Monofilament leaders float better on the surface and are more forgiving than more brittle fluorocarbon products, though you’ll want to consider the latter as your skills improve. Fluorocarbon is all but invisible in the water and many anglers prefer it for nymphing.
This is the hair-fine, highly-sensitive final component of your fully outfitted fly reel. While you could tie your fly directly to the end of your tapered leader, you’ll quickly lose that taper after swapping out a dozen or so patterns. The tippet itself isn’t tapered; it usually comes packaged in a small spool. For your 5wt or 6wt setup, you’ll tie anywhere from two to four feet to the tip of your leader.

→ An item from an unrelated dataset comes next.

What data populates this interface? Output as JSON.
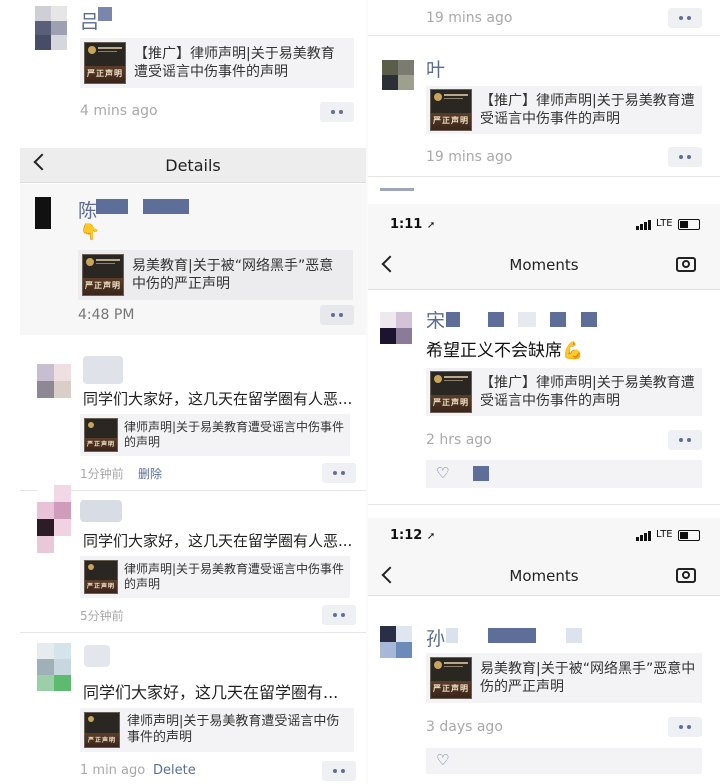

Once you’ve selected your reel and your fly line components, I recommend you have an experienced fly angler set everything up for you while you watch. First, they’ll install the backing using an arbor knot, followed by an Albright knot to connect the backing to your actual fly line. Even if you know how to tie a nail knot, have them show you how they join the fly line to the leader since working with two very different types of lines can be tricky. If you ask nicely, you can coax some on-the-water hacks from a friendly pro. If you can tie a double surgeon’s knot, you shouldn’t have any problems with the tippet.